如今世道,人命轻贱,卖身为奴的人即便被主家打死,也无人为他们伸冤,拿个破草席子随便一卷丢出去都算是这些大户人家有良心了,官府更不会理这等小事。
试想,你家里宰杀了几只鸡鸭牲畜,官府还能判你的罪吗?
顾虞无法接受这种视人命为草芥的阶级思想,但低头看看自己的小身板,叹了一口气,自己都快养不活自己了,还是先吃饱饭再做圣人。
林泉面上流露一丝苦笑,“你有所不知,若是只有寥寥几个犯了大错的下人,杀也就杀了,也无人会指摘一二。”

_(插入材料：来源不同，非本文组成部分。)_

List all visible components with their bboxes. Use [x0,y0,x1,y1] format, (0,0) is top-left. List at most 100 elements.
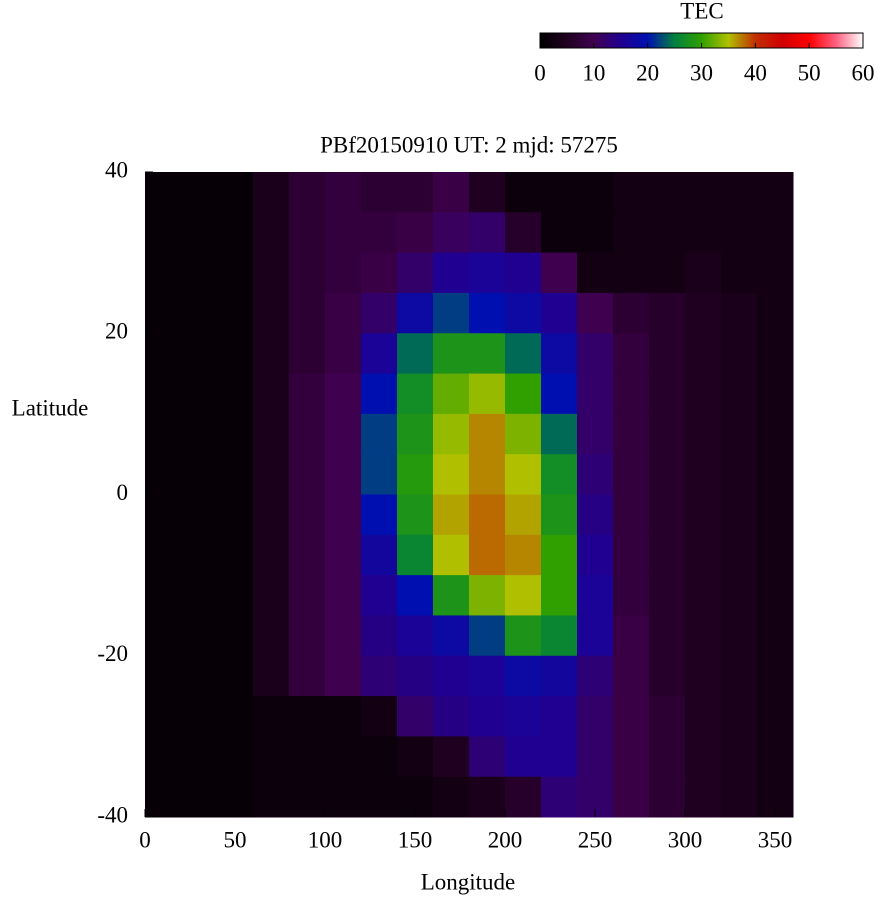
heatmap-cell [505,696,542,737]
heatmap-cell [253,454,290,495]
heatmap-cell [361,696,398,737]
heatmap-cell [613,252,650,294]
heatmap-cell [361,494,398,536]
heatmap-cell [289,655,326,697]
heatmap-cell [685,776,722,818]
heatmap-cell [613,454,650,495]
heatmap-cell [541,655,578,697]
heatmap-cell [181,413,218,455]
heatmap-cell [217,655,254,697]
heatmap-cell [253,413,290,455]
heatmap-cell [289,373,326,415]
heatmap-cell [721,333,758,375]
heatmap-cell [577,575,614,616]
heatmap-cell [253,615,290,657]
heatmap-cell [577,615,614,657]
heatmap-cell [577,696,614,737]
colorbar-tick-label: 30 [690,60,713,85]
heatmap-cell [181,776,218,818]
heatmap-cell [613,413,650,455]
heatmap-cell [145,212,182,254]
heatmap-cell [685,333,722,375]
heatmap-cell [217,333,254,375]
heatmap-cells [145,172,794,818]
heatmap-cell [325,575,362,616]
heatmap-cell [397,292,434,334]
heatmap-cell [325,696,362,737]
heatmap-cell [217,534,254,576]
heatmap-cell [757,454,794,495]
heatmap-cell [253,172,290,213]
heatmap-cell [397,534,434,576]
y-tick-label: 0 [117,480,129,505]
heatmap-cell [613,333,650,375]
heatmap-cell [721,252,758,294]
heatmap-cell [181,333,218,375]
heatmap-cell [721,292,758,334]
heatmap-cell [289,454,326,495]
heatmap-cell [397,494,434,536]
heatmap-cell [469,696,506,737]
heatmap-cell [649,736,686,778]
x-tick-label: 100 [308,827,343,852]
heatmap-cell [361,736,398,778]
heatmap-cell [505,333,542,375]
heatmap-cell [433,373,470,415]
heatmap-cell [541,454,578,495]
heatmap-cell [469,736,506,778]
heatmap-cell [685,212,722,254]
heatmap-cell [613,615,650,657]
heatmap-cell [685,252,722,294]
heatmap-cell [649,212,686,254]
heatmap-cell [145,333,182,375]
heatmap-cell [469,373,506,415]
heatmap-cell [145,292,182,334]
y-tick-label: 40 [105,157,128,182]
heatmap-cell [613,494,650,536]
heatmap-cell [433,575,470,616]
heatmap-cell [649,494,686,536]
heatmap-cell [217,696,254,737]
heatmap-cell [217,212,254,254]
heatmap-cell [649,292,686,334]
heatmap-cell [541,333,578,375]
heatmap-cell [685,373,722,415]
heatmap-cell [181,292,218,334]
heatmap-cell [289,736,326,778]
heatmap-cell [613,292,650,334]
heatmap-cell [361,454,398,495]
colorbar-tick-label: 0 [534,60,546,85]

“只是倘若此事时有发生呢?若是一个家族里日日都有人死,别人又该怎么看?只外面的流言蜚语都不是我们能承受的。”
“当然,我家并非那种草菅人命的恶霸,但家族庞大,总有些横行霸道的纨绔子弟,奴才命又轻贱,总不能为了几个奴才去罚了主子抵罪。
家里为这些事时时烦扰,几番都差点遮掩不过。每次做这些为人擦屁股的事情,真让我恼恨。”